Interesting. Sounds like tests were really needed in this case, but some people didn't want to write them. And the code coverage tools were just gamed. ie, an additional level of oversight would be needed there if you really wanted to ensure good test coverage.
I don't see how code coverage is making the situation worse though, it seems like it just wasn't enough in this case. I guess in that it resulted in useless tests by some people, it's a minor setback, but surely it encouraged others to write more proper tests.
Code coverage wasn't making it better. As one of the developers on the project, I already knew who was writing good code or not (but I couldn't do anything about it).
I've seen teams trying to get bonus points for patching thousands of files with errors. All this was done instead of innovating or writing a better module in a more succinct language that tackles the problem directly. I'd rather see employees finding ways to make sure those errors and infractions can't happen - often requiring different programming languages and tools - instead of just patching the code.
The root cause of the problem is believing that some technique can be successfully applied to all people in all departments in all companies at all times.
Well, good management books do serve a purpose: they provide you templates/mental models to reason critically from. Like anything else, you have to sift through the chaff and translate/apply to your own circumstances, but they can provide incredible leverage.
Most new managers have no idea what has been done before so they make all kinds of expensive and unnecessary mistakes. Having mentors in senior management can help moderate this, but that is assuming the mentors are themselves knowledgeable, which often isn't the case, especially at large corporations with many layers of management.
This is where understanding the management literature really helps. Reading any great book (e.g. Shakespeare) is like spending a few hours picking the brains of an incredible mind that you would otherwise have no direct access to.
Some years ago, I was at a company in a provincial part of the country where good management practices weren't widely known. There was a lack of intellectual curiosity about management within the company, so I had to look elsewhere.

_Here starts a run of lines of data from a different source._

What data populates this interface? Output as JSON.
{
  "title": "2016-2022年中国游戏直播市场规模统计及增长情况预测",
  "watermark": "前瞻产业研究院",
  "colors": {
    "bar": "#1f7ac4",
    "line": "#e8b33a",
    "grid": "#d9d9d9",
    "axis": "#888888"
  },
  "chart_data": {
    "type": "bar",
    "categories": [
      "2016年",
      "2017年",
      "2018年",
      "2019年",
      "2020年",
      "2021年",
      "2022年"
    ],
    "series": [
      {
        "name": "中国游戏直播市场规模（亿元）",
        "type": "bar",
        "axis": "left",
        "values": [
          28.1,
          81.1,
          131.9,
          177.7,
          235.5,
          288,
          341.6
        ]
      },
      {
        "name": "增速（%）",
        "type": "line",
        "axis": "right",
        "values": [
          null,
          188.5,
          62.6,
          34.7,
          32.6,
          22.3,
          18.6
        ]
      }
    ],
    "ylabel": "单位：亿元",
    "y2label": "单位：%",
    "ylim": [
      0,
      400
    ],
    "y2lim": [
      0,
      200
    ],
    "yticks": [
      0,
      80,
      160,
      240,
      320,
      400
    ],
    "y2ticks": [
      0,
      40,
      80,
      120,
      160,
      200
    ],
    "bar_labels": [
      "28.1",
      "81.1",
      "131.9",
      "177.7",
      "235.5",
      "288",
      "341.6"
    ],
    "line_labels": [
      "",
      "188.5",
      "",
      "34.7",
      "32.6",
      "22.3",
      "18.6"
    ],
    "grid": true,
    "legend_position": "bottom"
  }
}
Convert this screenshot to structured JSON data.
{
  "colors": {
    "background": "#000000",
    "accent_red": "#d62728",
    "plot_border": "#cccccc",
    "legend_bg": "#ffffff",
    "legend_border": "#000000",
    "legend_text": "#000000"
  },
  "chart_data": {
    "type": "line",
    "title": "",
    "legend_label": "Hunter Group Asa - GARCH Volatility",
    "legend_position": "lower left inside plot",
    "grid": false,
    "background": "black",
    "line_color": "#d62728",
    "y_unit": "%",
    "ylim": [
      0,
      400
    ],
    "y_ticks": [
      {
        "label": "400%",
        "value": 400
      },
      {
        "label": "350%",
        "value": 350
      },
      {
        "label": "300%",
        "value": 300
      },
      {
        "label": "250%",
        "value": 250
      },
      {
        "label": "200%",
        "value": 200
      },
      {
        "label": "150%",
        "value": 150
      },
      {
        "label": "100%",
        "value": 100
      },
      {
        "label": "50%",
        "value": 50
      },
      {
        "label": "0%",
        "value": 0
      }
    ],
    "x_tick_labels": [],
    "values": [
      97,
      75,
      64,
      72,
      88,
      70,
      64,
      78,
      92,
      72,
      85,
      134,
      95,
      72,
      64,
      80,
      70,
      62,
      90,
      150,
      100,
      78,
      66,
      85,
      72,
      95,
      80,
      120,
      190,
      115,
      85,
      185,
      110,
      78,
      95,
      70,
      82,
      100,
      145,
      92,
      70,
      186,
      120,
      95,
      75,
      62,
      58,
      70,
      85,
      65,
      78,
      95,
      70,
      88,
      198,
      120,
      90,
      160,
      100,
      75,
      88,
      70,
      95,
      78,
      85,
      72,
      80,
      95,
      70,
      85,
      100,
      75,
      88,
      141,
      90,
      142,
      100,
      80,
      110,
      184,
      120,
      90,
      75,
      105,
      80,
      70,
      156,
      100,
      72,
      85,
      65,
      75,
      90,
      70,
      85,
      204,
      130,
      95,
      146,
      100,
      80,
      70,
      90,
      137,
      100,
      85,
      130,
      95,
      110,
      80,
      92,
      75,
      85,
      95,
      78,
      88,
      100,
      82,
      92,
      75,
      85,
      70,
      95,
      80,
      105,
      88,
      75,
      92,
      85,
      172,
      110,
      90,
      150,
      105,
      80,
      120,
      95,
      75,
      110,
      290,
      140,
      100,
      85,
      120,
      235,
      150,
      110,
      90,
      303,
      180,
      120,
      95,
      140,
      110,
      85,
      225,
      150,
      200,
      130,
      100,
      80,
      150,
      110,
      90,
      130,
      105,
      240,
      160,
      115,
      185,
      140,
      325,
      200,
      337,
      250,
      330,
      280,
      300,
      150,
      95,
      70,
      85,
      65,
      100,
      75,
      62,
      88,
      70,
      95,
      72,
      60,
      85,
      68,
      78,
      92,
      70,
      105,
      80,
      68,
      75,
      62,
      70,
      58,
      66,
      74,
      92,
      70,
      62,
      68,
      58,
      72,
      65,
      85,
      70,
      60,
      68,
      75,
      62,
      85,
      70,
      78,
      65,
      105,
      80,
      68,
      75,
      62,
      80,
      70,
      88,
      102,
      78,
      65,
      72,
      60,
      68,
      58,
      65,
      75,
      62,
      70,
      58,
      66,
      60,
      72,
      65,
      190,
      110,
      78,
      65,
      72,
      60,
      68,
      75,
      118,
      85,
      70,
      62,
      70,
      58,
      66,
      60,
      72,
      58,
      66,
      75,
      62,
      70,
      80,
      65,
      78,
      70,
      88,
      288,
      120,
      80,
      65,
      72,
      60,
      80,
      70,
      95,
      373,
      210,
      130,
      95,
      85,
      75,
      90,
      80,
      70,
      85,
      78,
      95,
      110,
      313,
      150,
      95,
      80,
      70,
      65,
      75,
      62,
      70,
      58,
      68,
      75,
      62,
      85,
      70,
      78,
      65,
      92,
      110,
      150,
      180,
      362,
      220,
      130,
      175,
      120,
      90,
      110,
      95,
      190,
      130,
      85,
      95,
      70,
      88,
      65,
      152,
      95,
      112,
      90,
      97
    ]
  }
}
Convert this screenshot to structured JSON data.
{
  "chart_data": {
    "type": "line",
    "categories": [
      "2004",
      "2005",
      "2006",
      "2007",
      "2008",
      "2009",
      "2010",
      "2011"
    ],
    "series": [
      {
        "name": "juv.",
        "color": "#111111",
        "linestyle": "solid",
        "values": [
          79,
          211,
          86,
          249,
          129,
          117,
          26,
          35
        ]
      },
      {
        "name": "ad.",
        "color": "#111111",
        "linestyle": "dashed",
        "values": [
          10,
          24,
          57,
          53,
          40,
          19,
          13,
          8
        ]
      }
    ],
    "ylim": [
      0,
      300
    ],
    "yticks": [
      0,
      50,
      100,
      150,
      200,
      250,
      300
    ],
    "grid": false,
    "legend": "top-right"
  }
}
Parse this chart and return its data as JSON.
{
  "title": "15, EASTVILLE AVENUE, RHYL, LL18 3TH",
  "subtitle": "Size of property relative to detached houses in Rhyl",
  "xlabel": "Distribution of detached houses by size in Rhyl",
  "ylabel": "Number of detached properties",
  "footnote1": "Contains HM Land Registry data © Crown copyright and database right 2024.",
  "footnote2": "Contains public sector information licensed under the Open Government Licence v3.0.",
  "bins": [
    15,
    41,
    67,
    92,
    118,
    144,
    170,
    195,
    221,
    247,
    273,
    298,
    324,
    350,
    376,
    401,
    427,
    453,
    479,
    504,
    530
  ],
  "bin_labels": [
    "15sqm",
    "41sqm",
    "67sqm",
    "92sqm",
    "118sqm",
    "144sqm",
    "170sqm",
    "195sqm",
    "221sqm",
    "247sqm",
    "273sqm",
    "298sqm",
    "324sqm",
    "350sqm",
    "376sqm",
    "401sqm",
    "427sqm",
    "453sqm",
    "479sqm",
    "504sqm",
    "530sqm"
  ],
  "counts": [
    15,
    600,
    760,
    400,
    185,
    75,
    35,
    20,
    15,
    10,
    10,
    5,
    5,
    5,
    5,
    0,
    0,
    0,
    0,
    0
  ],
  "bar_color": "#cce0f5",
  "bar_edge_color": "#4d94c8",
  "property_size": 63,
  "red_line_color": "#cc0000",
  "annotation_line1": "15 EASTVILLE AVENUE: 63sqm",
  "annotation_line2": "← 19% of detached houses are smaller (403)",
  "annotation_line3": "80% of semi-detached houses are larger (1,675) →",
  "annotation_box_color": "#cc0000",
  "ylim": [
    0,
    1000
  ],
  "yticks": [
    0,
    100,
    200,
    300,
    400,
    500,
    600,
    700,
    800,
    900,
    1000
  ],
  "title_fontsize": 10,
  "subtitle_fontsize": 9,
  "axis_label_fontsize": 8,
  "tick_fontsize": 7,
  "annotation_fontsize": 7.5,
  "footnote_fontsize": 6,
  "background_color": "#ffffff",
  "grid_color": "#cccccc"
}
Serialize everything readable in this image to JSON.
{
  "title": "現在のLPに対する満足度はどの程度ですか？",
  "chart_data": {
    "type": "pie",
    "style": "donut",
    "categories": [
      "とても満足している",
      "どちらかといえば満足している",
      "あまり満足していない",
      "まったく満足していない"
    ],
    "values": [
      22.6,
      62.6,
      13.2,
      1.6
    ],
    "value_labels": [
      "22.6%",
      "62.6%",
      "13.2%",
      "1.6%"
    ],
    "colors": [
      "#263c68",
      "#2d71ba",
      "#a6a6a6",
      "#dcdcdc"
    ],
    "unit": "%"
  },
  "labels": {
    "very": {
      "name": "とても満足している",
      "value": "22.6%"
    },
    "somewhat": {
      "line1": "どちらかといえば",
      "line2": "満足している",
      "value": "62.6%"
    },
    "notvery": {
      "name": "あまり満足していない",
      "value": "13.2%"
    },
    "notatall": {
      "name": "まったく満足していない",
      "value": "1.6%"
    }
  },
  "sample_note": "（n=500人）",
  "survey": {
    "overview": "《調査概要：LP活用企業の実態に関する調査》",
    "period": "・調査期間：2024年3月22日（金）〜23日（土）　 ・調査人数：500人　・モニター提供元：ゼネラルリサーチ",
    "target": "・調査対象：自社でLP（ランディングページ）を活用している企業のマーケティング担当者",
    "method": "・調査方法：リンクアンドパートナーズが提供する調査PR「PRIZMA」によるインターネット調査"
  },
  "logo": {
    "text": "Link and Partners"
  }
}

Books helped me gain leverage over managers who have managed for years but never thought to look outside their enclaves. I had the opportunity to try things out and refine in a small-scale setting. I've moved on since, but the knowledge I acquired during those wilderness years continues to be useful and practical in much larger scale setting.
I don't disagree that they are useful, just that they must be carefully considered and applied in situations where appropriate — not treated as a law that applies to everybody, all the time.
The same thing is true for diets, exercise, self help, etc. Turns out humans are pretty complicated and there is almost never a single solution that works for everyone, all the time.
> It's also notable in that it wasn't written by some management guru or business prof who's never managed anyone in their lives (i.e. Drucker)[...]
From the excerpted chapter of Doerr's book:
> Strictly speaking, however, his “objectives and key results” did not spring from the void. The process had a precursor. In finding his way, Grove had followed the trail of a legendary, Vienna-born gadfly, the first great “modern” business management thinker: Peter Drucker.
I've learned that one can recommend a book or guide without agreeing with everything in it, and Peter Drucker's MBO concepts (insofar as OKR adheres to them) are one of those things I don't agree with. Grove's book also has some clarifications about how OKR is balanced against long-term objectives, which lessens its ill-effects somewhat.
That Grove book is on my TODO list. Thanks for the reminder. As real leadership / management books go, I thought Creativity Inc by Ed Catmull was both interesting and entertaining.